Editor’s note: Brian King is a man who knows his mind. When Omega released a limited run of George Daniels’ co-axial concept watches in the early 2000s, he knew immediately that he was interested in going deep. Over a couple of months, he bought all three. But that’s only the start of the story. Here he writes of the watches’ performance over time, and the living testament that they are to their creator.
Quality never costs, they say; it always pays.
In 2002 I set out to purchase a very unusual trio of watches. About a year or so earlier, Omega began the serial production of George Daniels’ co-axial concept, the first radical advance in mechanical timepiece movements in nearly three centuries. In 2002, I learned that Omega had issued a set of limited production Speedmaster Broad Arrow chronographs with enamel dials, with 100 each in yellow gold, rose gold and white gold.
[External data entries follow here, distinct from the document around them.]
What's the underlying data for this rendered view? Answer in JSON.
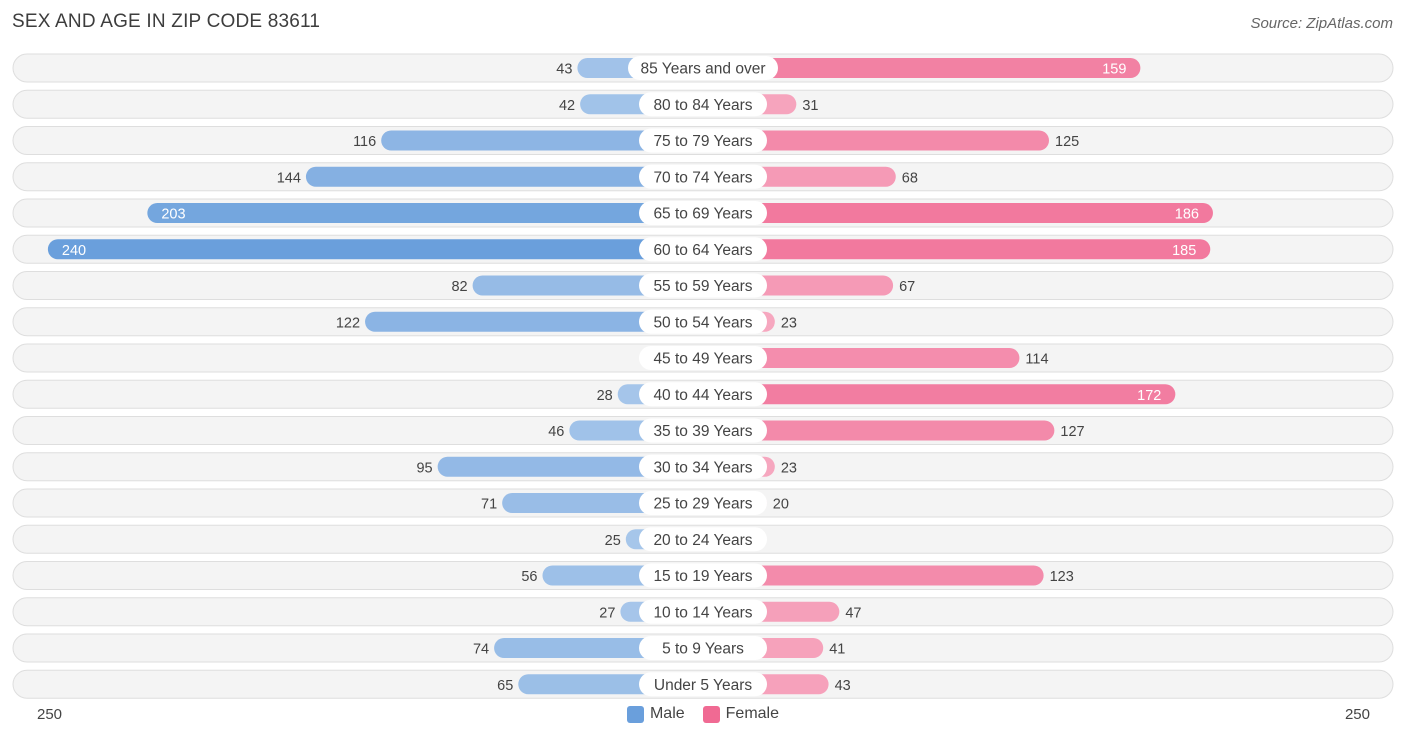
{
  "chart_data": {
    "type": "bar",
    "orientation": "horizontal-diverging",
    "title": "SEX AND AGE IN ZIP CODE 83611",
    "source": "Source: ZipAtlas.com",
    "categories": [
      "85 Years and over",
      "80 to 84 Years",
      "75 to 79 Years",
      "70 to 74 Years",
      "65 to 69 Years",
      "60 to 64 Years",
      "55 to 59 Years",
      "50 to 54 Years",
      "45 to 49 Years",
      "40 to 44 Years",
      "35 to 39 Years",
      "30 to 34 Years",
      "25 to 29 Years",
      "20 to 24 Years",
      "15 to 19 Years",
      "10 to 14 Years",
      "5 to 9 Years",
      "Under 5 Years"
    ],
    "series": [
      {
        "name": "Male",
        "color": "#6a9fdc",
        "values": [
          43,
          42,
          116,
          144,
          203,
          240,
          82,
          122,
          8,
          28,
          46,
          95,
          71,
          25,
          56,
          27,
          74,
          65
        ]
      },
      {
        "name": "Female",
        "color": "#f06a93",
        "values": [
          159,
          31,
          125,
          68,
          186,
          185,
          67,
          23,
          114,
          172,
          127,
          23,
          20,
          0,
          123,
          47,
          41,
          43
        ]
      }
    ],
    "axis_min_label": "250",
    "axis_max_label": "250",
    "xlim": [
      -250,
      250
    ],
    "legend_position": "bottom-center"
  }
}
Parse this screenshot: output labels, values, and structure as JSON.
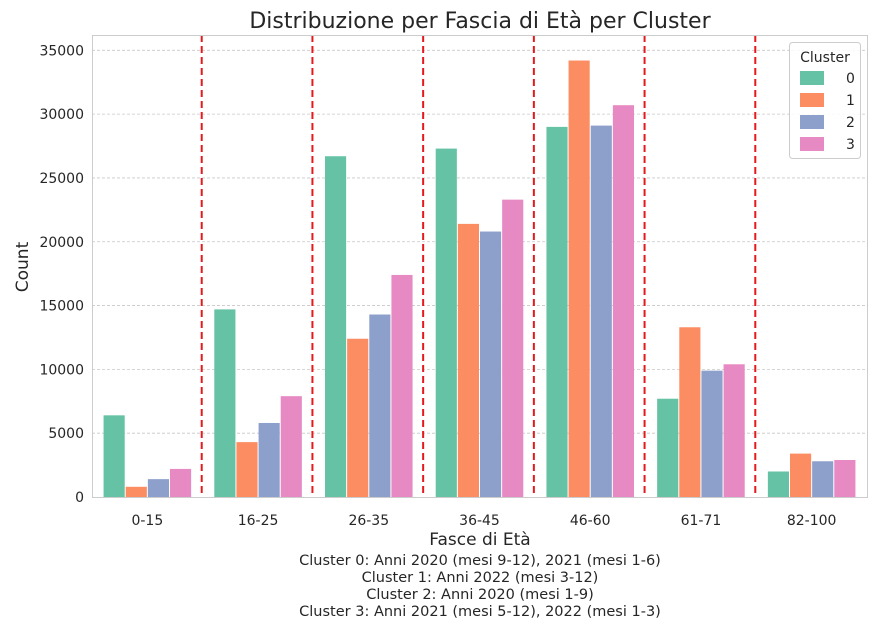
{
  "chart_data": {
    "type": "bar",
    "title": "Distribuzione per Fascia di Età per Cluster",
    "xlabel": "Fasce di Età",
    "ylabel": "Count",
    "categories": [
      "0-15",
      "16-25",
      "26-35",
      "36-45",
      "46-60",
      "61-71",
      "82-100"
    ],
    "series": [
      {
        "name": "0",
        "color": "#66c2a5",
        "values": [
          6400,
          14700,
          26700,
          27300,
          29000,
          7700,
          2000
        ]
      },
      {
        "name": "1",
        "color": "#fc8d62",
        "values": [
          800,
          4300,
          12400,
          21400,
          34200,
          13300,
          3400
        ]
      },
      {
        "name": "2",
        "color": "#8da0cb",
        "values": [
          1400,
          5800,
          14300,
          20800,
          29100,
          9900,
          2800
        ]
      },
      {
        "name": "3",
        "color": "#e78ac3",
        "values": [
          2200,
          7900,
          17400,
          23300,
          30700,
          10400,
          2900
        ]
      }
    ],
    "ylim": [
      0,
      36200
    ],
    "yticks": [
      0,
      5000,
      10000,
      15000,
      20000,
      25000,
      30000,
      35000
    ],
    "grid": true,
    "legend": {
      "title": "Cluster",
      "placement": "top-right"
    },
    "separator_lines": {
      "color": "#e41a1c",
      "style": "dashed"
    }
  },
  "caption": [
    "Cluster 0: Anni 2020 (mesi 9-12), 2021 (mesi 1-6)",
    "Cluster 1: Anni 2022 (mesi 3-12)",
    "Cluster 2: Anni 2020 (mesi 1-9)",
    "Cluster 3: Anni 2021 (mesi 5-12), 2022 (mesi 1-3)"
  ]
}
Between May and September 2002, I was incredibly fortunate to be able to acquire one of each, all with the same limited series number (68/99), making it one of the few, or perhaps the only set in the world with the same limited-edition number on all three timepieces in one complete set.
Seventeen years have come and gone since that acquisition and, due to their scarcity and value, I have chosen to wear them very rarely; perhaps only once every five or six years, as I have many other pieces in my collection which has grown over that time, shrunk, then grown again. Recently, my wife suggested that I ought not to let them sit idly in their exclusive padded storage box and that I should wear them; they are stunning pieces of wrist candy.
On February 16, I took the rose gold piece from the box for the first time in about 10 years, and set the time to the second against the time displayed on my smartphone — which itself is set from the local NTP (Network Time Protocol) facility — and set out to see how it had fared with hardly any wrist time and absolutely no service or lubrication in all of those years.
I strapped the Broad Arrow onto my wrist just after 4:00 p.m. on February 16 2019 and, to make this “time trial” even more testing, I started the chronograph on it when I went to sleep just before midnight and let it run until 0640 hours when I awoke. Tossing and turning during the night saw the watch in different positions for hours at a time. In the morning, I went for my one-hour bushwalk with my neighbour along the lakefront near my home, wearing my trusty Speedmaster.
Initially, I monitored the watch very closely until bedtime – every 30 minutes or so – to see how much loss or gain it had experienced after about 17 years of being almost totally ignored. To my astonishment, after 25 hours and 9 minutes, it had unbelievably lost only 1⁄2 second!
The next day, February 17, I put the yellow gold Broad Arrow through the same time trial. Again, I ran the chronograph all night and used it repeatedly during the nearly 25 hours of the trial: to time my eggs in the morning, my fish in the evening, plus a range of other activities during the day. Again, to my amazement, after 24 hours and 35 minutes, it had gained only 1 second!
On day three, February 18, I put the last of the trio, the white gold Broad Arrow, through the same time trial. Again, I ran the chronograph all night and used it repeatedly during the following almost 28 hours to time other various activities during the day. Again, to my astonishment, after 27 hours and 52 minutes, it had gained only 1 and 1/2 seconds!
After 17 years of hardly being touched and little or no movement in the movement? Bloody Amazing!
This speaks volumes for the benefits of George Daniels’ co-axial system, Omega’s farsightedness in acquiring and developing it further, and most of all, the quality of Omega’s production.